Building an infrastructure from scratch should not be a tedious task, especially considering the fact that the problem arises on integration with inplace systems. Best on-demand, auto-ML scalable infrastructure with zero to minimal integration will be more of a burden than an asset. No matter the budget or the capabilities, if you need to manually import and export a CSV file in order to process it and then upload your results to a Sharepoint there is no point in discussing scalability or real world impact other than some isolated use cases.
An in-house Analytics Platform should focus on a few standard aspects and several others that differ from one organisation to another. You need a development place, a repository for your code and one for your ML developments, an orchestrator/ scheduler and a tool for EDA (Exploratory Data Analysis). All combined with a full integration between the platform and desired input/output systems. From experience, I would recommend on backlogging for future developments an explanatory module for your projects and an auto-ML framework, which can easily be integrated by the team through python packages (ex: pycaret). Considering the fact that most solutions (if not all) can be found as open source containers, there is an extensive flexibility for the team to build and test suitable solutions for their organisation or even customise them with in-house plugins/ extensions.

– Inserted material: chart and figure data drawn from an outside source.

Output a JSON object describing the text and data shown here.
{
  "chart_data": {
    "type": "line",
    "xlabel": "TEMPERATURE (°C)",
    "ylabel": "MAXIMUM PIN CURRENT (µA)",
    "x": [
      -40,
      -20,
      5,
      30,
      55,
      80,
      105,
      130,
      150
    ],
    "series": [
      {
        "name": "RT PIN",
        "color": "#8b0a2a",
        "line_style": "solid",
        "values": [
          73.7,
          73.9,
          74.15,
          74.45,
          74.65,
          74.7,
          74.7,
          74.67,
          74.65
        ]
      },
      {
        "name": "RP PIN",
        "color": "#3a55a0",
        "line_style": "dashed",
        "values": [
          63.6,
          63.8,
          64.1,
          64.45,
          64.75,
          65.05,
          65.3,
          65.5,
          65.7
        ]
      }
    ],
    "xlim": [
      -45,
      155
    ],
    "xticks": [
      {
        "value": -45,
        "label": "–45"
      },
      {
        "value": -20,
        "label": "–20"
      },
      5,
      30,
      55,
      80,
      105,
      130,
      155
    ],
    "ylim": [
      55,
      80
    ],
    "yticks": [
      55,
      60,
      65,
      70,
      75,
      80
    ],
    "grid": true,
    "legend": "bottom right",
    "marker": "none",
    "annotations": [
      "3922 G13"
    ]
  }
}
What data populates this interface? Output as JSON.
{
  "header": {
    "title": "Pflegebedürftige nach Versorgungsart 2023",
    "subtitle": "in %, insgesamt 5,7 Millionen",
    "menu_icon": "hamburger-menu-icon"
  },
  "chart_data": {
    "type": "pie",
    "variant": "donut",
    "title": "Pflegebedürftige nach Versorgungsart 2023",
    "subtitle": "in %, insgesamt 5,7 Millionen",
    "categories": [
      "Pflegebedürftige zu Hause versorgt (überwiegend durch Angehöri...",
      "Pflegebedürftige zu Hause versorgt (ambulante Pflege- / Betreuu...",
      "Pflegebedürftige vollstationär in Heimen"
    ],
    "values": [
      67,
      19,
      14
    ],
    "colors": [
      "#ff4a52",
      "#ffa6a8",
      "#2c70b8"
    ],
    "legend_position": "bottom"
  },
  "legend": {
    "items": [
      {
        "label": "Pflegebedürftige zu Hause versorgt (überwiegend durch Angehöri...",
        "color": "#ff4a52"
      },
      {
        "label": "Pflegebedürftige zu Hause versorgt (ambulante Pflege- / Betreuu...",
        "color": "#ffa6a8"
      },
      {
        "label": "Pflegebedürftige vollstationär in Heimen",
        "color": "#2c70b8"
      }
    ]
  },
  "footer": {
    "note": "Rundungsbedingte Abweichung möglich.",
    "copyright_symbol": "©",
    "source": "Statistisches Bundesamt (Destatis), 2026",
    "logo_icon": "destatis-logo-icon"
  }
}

One could argue that the adoption of open source systems in a closed proprietary environment can have various consequences, especially in terms of compatibility and lack of 3rd party support, but this is easily avoided as the platform does not need extensive integration, rather than open communication. Usually, the exchange will be done through APIs and will not in affect in any way how in-place systems behave. This is a strong asset to have. A flexible jack of trades that can enhance and produce valuable insights for the organisation in a rather short time frame.

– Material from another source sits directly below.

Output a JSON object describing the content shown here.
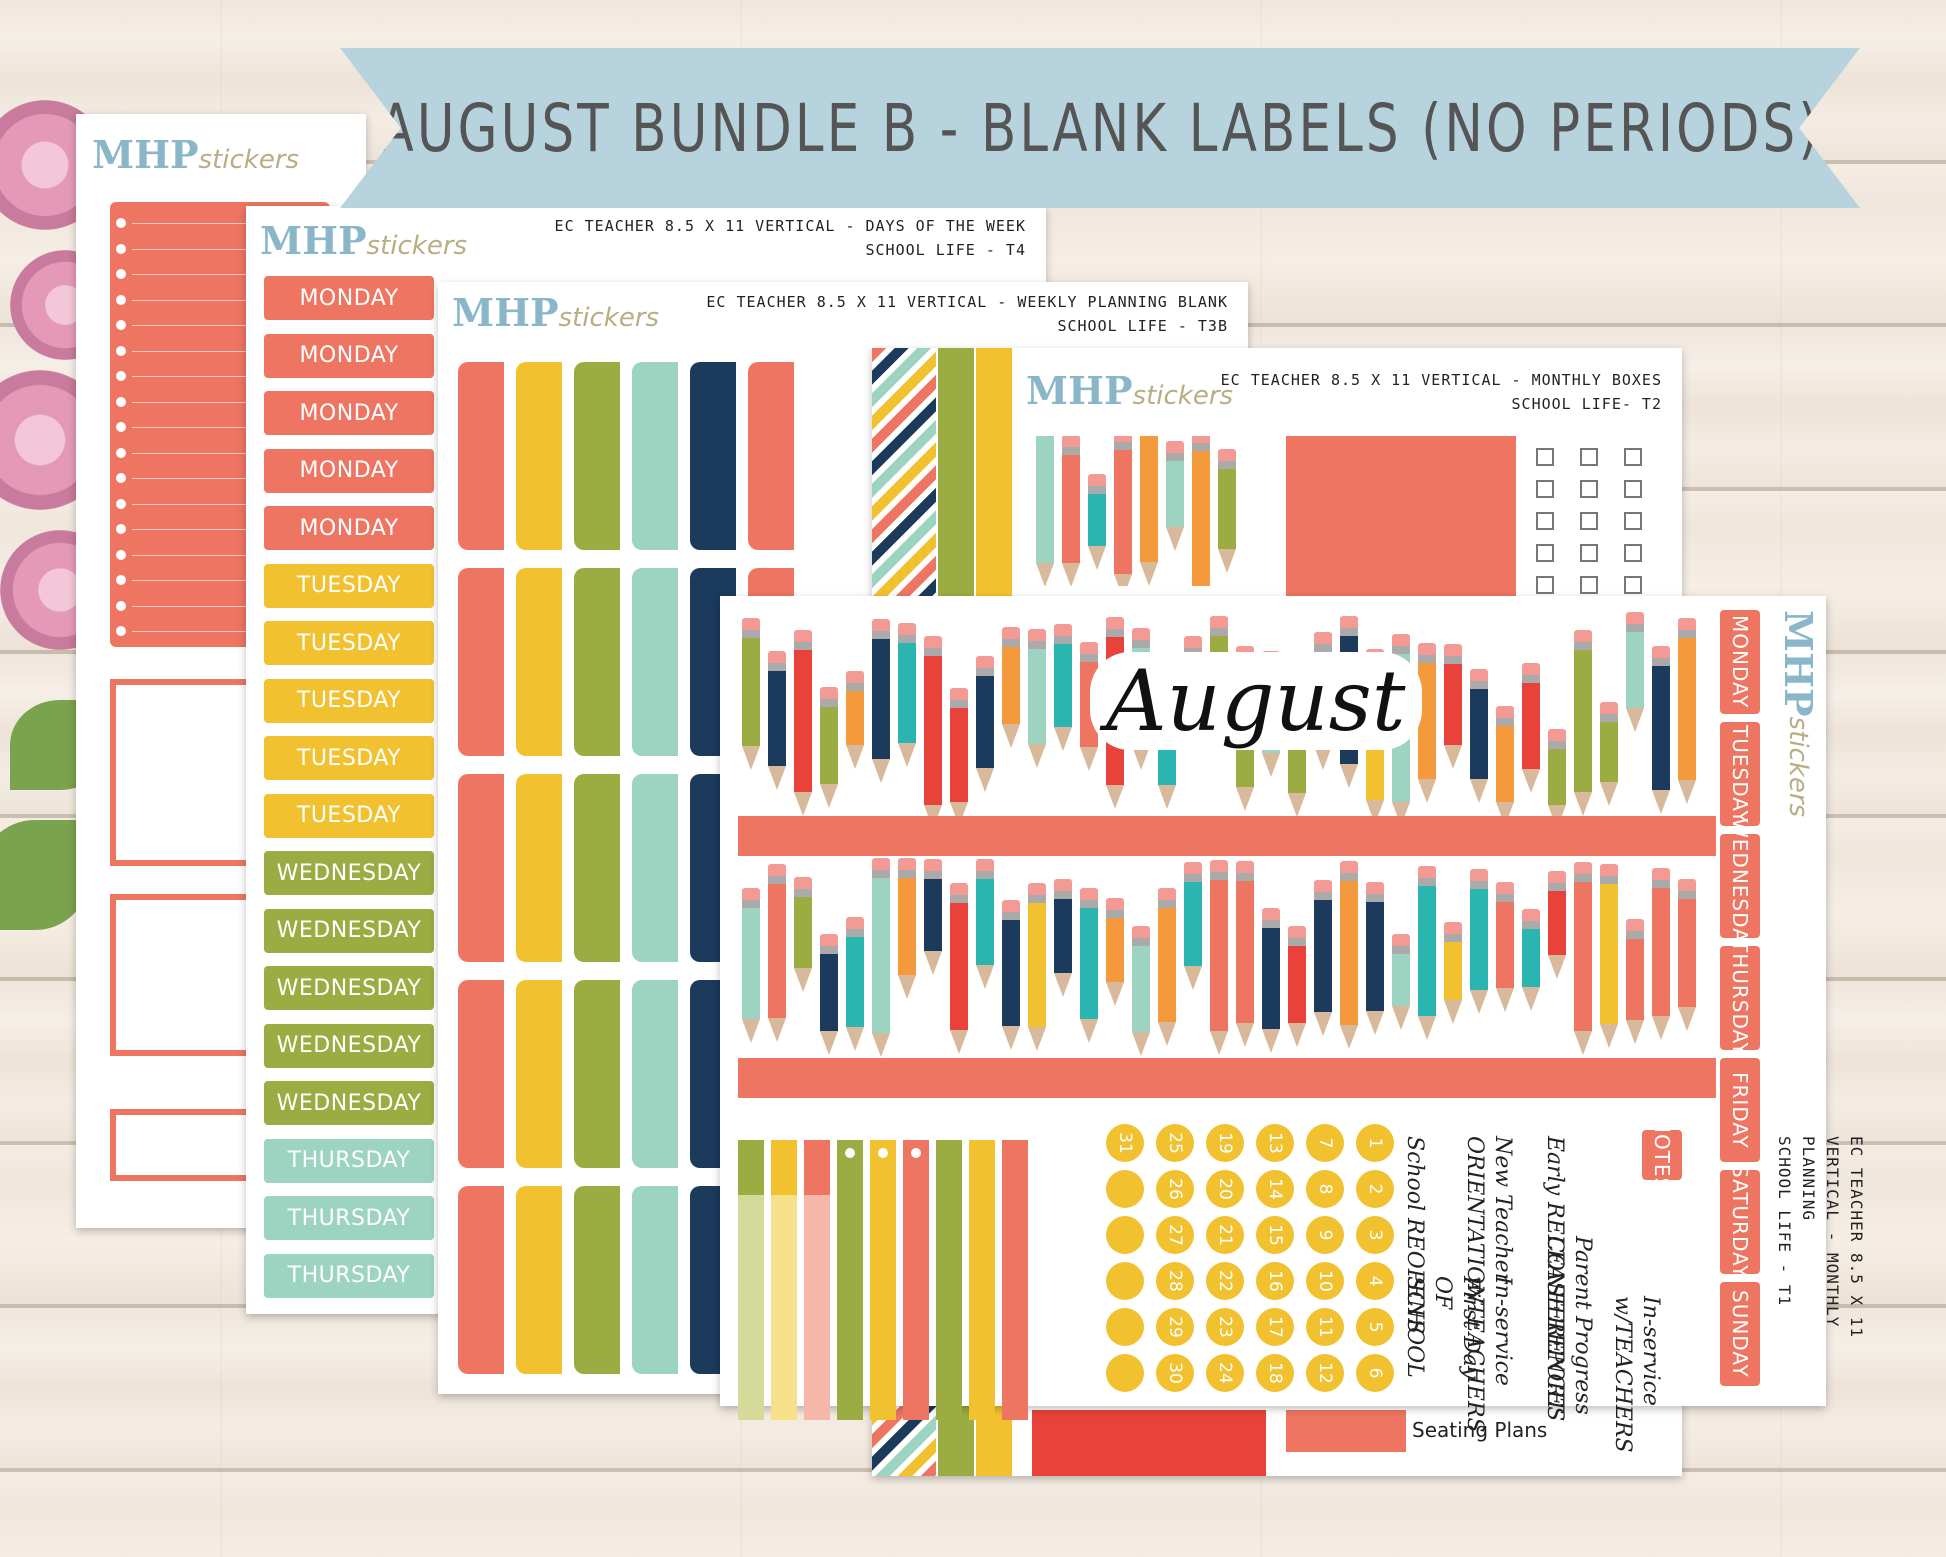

First steps in Open Source Technologies
World of open source technologies is vast and can be overwhelming when browsing without guidance. I recommend searching for the most used solutions, with an extensive community and recurrent updates. Also, browsing through the Apache community top projects can reveal some interesting tools (see Superset, Airflow – as a fun fact, both came from Airbnb™ and also from the same person: Maxime Beauchemin). Whatever tools and solutions you choose for your platform, keep in mind that the goal is to provide new and exciting insights for the organisation and also new capabilities and know-how for your team, department and business.
A step in the future
A quote that has stood with me since University sounds a bit like this: “What you will be working on 10 years from now has not been invented yet.”. Probably the sentence is not 100% bullet proof, but it strongly reflects the Data scene that we are experiencing first hand. The Data Management ecosystem will slowly but surely change its organisational aspects by absorbing various specific roles into a much broader general role as a “data person”. Technical analysts, developers, data engineers and so on, all these roles that now serve a specific purpose will most likely morph into a generic jack of trades one. Data Science & Data Analytics will be seen as indispensable as SQL & Data Warehouses. Clusters, segments, ad-hoc data driven analytics, forecasts, all these methods will become the norm, just as querying the Database is today. We will look back and ask ourselves why we left important strategic decisions to be made by relying on business expert decisions and not by automated data-driven processes. The organisations will need to be swift and adapt to the new landscape or suffer the same fate as heavy silos are having today: adoption of already burned out technologies as “state of the art”, mainly heavy & slow Data Lakes with 2012 technology stack.